SEUL ET LIBRE, ACCOMPLIR SA MISSION. Suivre les conditions de son être, dégagé de l'influence des associations, même les plus belles,
Parce que la solitude seule est la source des inspirations.
LA SOLITUDE EST SAINTE.
Toutes les Associations ont tous les défauts des couvents.
Elles tendent à classer et diriger les intelligences et fondent peu à peu une autorité tyrannique qui, ôtant aux intelligences la liberté et l'individualité, sans lesquelles elles ne sont rien, étoufferait le génie même sous l'empire d'une communauté jalouse.
Dans les Assemblées, les Corps, les Compagnies, les Écoles, les Académies et tout ce qui leur ressemble, les médiocrités intrigantes arrivent par degrés à la domination, par leur activité grossière et matérielle, et cette sorte d'adresse à laquelle ne peuvent descendre les esprits vastes et généreux.
L'imagination ne vit que d'émotions spontanées et particulières à l'organisation et aux penchants de chacun.
La République des lettres est la seule qui puisse jamais être composée de citoyens vraiment libres, car elle est formée de penseurs isolés, séparés, et souvent inconnus les uns aux autres.

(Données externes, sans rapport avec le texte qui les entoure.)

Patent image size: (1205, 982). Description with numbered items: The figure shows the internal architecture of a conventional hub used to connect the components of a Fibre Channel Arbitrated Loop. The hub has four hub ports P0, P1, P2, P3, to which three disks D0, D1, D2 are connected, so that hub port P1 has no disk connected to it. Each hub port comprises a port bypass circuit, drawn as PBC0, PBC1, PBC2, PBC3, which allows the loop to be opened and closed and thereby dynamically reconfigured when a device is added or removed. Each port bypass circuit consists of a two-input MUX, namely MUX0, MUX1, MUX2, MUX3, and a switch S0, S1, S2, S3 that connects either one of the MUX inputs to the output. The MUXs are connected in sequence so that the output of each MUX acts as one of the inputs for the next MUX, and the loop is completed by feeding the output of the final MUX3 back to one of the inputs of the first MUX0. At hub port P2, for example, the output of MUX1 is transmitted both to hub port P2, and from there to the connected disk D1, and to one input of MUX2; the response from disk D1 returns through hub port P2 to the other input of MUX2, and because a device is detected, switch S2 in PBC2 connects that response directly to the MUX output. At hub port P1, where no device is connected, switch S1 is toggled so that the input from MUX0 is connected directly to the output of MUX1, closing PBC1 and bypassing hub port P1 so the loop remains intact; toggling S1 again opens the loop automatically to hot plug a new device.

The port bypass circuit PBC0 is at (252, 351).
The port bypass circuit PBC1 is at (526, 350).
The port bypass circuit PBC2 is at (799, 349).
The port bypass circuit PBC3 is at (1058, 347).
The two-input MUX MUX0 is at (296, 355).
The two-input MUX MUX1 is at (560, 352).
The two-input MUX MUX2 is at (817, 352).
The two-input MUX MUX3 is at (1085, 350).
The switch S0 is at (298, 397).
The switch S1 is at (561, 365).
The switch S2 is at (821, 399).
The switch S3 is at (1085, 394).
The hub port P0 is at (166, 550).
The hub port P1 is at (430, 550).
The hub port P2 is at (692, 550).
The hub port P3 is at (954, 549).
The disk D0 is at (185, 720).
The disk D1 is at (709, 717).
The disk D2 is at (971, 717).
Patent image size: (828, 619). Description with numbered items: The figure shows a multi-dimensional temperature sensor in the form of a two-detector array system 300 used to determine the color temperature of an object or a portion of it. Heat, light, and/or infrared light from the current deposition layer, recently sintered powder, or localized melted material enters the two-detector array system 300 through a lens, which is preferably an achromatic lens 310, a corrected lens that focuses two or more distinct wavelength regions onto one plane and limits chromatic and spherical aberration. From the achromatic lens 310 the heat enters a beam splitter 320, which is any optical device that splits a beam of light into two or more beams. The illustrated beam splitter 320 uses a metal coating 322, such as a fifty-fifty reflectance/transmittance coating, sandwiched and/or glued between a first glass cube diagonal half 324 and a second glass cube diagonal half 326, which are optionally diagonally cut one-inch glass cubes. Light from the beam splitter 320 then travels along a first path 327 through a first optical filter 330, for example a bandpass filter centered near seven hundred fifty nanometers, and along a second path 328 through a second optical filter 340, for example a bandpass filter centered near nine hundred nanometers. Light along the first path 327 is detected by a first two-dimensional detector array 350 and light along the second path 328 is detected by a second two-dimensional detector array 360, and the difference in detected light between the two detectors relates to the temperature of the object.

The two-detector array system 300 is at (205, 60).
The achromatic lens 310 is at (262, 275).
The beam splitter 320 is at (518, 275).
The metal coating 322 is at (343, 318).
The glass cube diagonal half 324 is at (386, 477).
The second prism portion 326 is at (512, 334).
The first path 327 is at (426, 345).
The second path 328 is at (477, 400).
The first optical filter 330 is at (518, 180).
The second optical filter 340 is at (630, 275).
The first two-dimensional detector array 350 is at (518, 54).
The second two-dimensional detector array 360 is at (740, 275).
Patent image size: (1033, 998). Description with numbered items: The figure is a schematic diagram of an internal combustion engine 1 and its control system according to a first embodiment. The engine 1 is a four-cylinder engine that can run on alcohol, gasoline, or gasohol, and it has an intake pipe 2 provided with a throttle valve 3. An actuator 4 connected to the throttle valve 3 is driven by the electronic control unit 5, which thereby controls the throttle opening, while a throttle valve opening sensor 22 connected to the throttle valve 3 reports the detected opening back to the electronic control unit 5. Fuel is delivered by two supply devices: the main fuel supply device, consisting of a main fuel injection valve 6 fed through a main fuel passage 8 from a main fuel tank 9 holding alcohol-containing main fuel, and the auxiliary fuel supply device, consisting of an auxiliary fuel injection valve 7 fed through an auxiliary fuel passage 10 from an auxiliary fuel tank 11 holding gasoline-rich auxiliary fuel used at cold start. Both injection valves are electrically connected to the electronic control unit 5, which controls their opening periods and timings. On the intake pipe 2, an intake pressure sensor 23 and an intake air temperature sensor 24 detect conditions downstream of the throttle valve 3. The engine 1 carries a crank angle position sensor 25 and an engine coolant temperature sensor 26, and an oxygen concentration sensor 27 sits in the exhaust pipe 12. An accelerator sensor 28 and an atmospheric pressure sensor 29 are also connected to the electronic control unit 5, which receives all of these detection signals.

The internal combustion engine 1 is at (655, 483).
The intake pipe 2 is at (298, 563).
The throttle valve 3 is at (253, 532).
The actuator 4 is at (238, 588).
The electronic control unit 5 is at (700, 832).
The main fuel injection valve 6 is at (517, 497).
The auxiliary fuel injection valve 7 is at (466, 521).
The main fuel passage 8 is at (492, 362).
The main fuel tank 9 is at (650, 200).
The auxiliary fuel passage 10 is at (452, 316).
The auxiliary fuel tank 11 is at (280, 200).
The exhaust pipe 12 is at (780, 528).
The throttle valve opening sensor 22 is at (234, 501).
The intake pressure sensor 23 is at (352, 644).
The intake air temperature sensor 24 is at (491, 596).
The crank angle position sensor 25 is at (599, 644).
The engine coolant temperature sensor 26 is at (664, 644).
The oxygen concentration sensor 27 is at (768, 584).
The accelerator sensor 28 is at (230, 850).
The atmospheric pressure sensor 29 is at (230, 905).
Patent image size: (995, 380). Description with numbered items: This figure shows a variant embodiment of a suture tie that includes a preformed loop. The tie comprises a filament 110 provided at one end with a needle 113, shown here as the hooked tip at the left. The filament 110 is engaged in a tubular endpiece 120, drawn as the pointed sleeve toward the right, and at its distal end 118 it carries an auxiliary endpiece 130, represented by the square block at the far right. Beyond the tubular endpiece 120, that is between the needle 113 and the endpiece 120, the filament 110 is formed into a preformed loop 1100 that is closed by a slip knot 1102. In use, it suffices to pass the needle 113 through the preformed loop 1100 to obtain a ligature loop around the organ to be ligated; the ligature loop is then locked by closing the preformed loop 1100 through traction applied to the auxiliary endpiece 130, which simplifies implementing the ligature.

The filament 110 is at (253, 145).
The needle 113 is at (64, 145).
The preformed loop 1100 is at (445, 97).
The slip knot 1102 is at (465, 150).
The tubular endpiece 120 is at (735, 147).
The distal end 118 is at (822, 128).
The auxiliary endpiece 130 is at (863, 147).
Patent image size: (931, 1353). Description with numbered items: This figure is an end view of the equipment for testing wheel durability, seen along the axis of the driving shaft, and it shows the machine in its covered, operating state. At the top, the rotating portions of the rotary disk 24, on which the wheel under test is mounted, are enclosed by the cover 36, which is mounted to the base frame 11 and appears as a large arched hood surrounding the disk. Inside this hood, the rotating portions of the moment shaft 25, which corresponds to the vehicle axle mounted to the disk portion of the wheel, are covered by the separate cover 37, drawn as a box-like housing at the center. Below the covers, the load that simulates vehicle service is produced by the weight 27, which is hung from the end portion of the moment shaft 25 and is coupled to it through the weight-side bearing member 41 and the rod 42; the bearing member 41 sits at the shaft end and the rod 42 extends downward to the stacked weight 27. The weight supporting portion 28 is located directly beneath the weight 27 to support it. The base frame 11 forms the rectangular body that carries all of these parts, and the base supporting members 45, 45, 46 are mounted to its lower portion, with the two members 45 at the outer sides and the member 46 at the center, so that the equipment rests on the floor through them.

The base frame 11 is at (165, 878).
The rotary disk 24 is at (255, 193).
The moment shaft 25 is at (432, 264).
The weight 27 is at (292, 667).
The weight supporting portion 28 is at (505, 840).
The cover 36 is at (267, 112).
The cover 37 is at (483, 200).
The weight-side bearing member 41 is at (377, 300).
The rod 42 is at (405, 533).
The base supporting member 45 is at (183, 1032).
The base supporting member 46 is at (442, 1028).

Les Poètes et les Artistes ont seuls, parmi tous les hommes, le bonheur de pouvoir accomplir leur mission dans la solitude. Qu'ils jouissent de ce bonheur, de ne pas être confondus dans une société qui se presse autour de la moindre célébrité, se l'approprie, l'enserre, l'englobe, l'étreint et lui dit : NOUS.
Oui, l'imagination du poète est inconstante autant que celle d'une créature de quinze ans, recevant les premières impressions de l'amour. L’imagination du Poète ne peut être conduite, puisqu'elle n'est pas enseignée. Otez-lui ses ailes et vous la ferez mourir.
La mission du Poète ou de l'artiste est de produire, et tout ce qu'il produit est utile, si cela est admiré.
Un Poète donne sa mesure par son œuvre, un homme attaché au Pouvoir ne la peut donner que par les fonctions qu'il remplit. Bonheur pour le premier, malheur pour l'autre ; car s'il se fait un progrès dans les deux têtes, l'un s'élance tout à coup en avant par une œuvre, l'autre est forcé de suivre la lente progression des occasions de la vie et les pas graduels de sa carrière.

SEUL ET LIBRE, SUIVRE SA VOCATION.

Alfred de Vigny, Stello, 1832, Gosselin et Renduel.